The Commerce Department’s Bureau of Economic Analysis also said the fourth quarter’s current account data was revised to $312.0 billion, instead of the previously reported $303.9 billion.

The data on the current account measures the net movement of goods, services, and investments in and out of the country. Notably, a big and longstanding US trade deficit has in the past been partially offset by investment inflows into US financial assets and foreign direct investment. This majorly consists of plant and equipment, corporate mergers, and acquisitions.

Meanwhile, the first-quarter FDI inflows were the smallest in dollar terms since the $42.4 billion in the fourth quarter of 2022, a time of high post-pandemic inflation.

Other than that drop, quarterly FDI has been above $61 billion since the COVID-19 pandemic eased, reaching a high of $135 billion in the third quarter of 2021, the Commerce Department reported.

Economists have cautioned that the ongoing uncertainty surrounding Trump’s tariffs might hinder companies from making investment choices and could slow economic growth.

On the other hand, Trump claims that his tariffs are causing a surge in investments as companies try to bring manufacturing back to the US to avoid these tariffs.

Paul Ashworth, a chief North American economist at Capital Economics, shared his opinion on the topic of discussion.

According to Ashworth, while uncertainty could have influenced some investment decisions, quarterly FDI was difficult to forecast and could be influenced by specific transactions, like mergers, acquisitions, or large projects.

He called the first-quarter figures “probably noise” instead of suggesting a more serious issue regarding FDI entering the US.

Economists warn against the longer-term risk to the dollar

In the first quarter, the US current account deficit grew to an all-time high because companies rushed to bring imports to avoid President Donald Trump’s large tariffs on imported goods.

The Commerce Department’s Bureau of Economic Analysis said the current account deficit, a measure of the flow of goods, services, and investments into and out of the United States, surged from $138.2 billion, or 44.3%, to a record of $450.2 billion.

Fourth-quarter data was revised to show the shortfall at $312.0 billion instead of $303.9 billion, as reported last month. Economists polled had also anticipated the deficit would increase in the fourth quarter to $443.3 billion.

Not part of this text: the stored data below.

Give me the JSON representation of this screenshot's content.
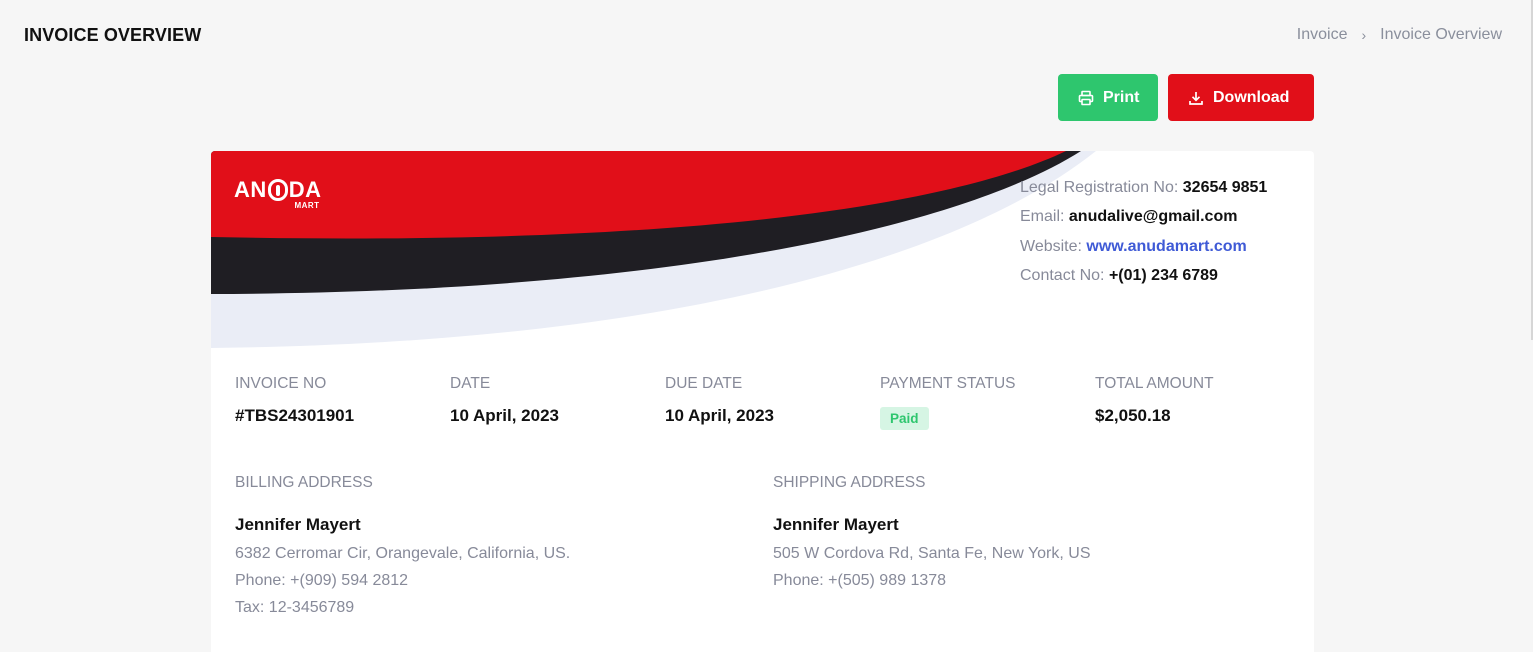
{
  "header": {
    "title": "INVOICE OVERVIEW",
    "breadcrumb": [
      "Invoice",
      "Invoice Overview"
    ]
  },
  "actions": {
    "print_label": "Print",
    "download_label": "Download"
  },
  "colors": {
    "brand_red": "#e10f19",
    "print_green": "#2ec66e",
    "dark_band": "#1f1e23",
    "light_band": "#eaedf6",
    "link_blue": "#3f5ad6"
  },
  "logo": {
    "text_a": "AN",
    "text_b": "DA",
    "sub": "MART"
  },
  "company": {
    "registration_label": "Legal Registration No:",
    "registration_value": "32654 9851",
    "email_label": "Email:",
    "email_value": "anudalive@gmail.com",
    "website_label": "Website:",
    "website_value": "www.anudamart.com",
    "contact_label": "Contact No:",
    "contact_value": "+(01) 234 6789"
  },
  "invoice": {
    "number_label": "INVOICE NO",
    "number_value": "#TBS24301901",
    "date_label": "DATE",
    "date_value": "10 April, 2023",
    "due_label": "DUE DATE",
    "due_value": "10 April, 2023",
    "status_label": "PAYMENT STATUS",
    "status_value": "Paid",
    "total_label": "TOTAL AMOUNT",
    "total_value": "$2,050.18"
  },
  "billing": {
    "label": "BILLING ADDRESS",
    "name": "Jennifer Mayert",
    "address": "6382 Cerromar Cir, Orangevale, California, US.",
    "phone": "Phone: +(909) 594 2812",
    "tax": "Tax: 12-3456789"
  },
  "shipping": {
    "label": "SHIPPING ADDRESS",
    "name": "Jennifer Mayert",
    "address": "505 W Cordova Rd, Santa Fe, New York, US",
    "phone": "Phone: +(505) 989 1378"
  }
}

The deficit was equal to 6.0% of gross domestic product, the highest since the third quarter of 2006, when it was 6.3%. That was higher than 4.2% in the October-December quarter.

Goods imports surged $158.2 billion to an all-time high of $1.00 trillion. That rise was driven mostly by nonmonetary gold and consumer goods, notably medicines, dental goods, and pharmaceuticals.

Contrastingly, service imports dropped $1.8 billion to $217.8 billion. Reduced payments for using intellectual property, such as licenses for research and development results, primarily drove this decline.

Still, economists cautioned that the growing current account gap and burgeoning federal government budget deficit represent a longer-term risk to the dollar. Furthermore, Trump’s across-the-board tariffs have dulled some of the dollar’s safe-haven status.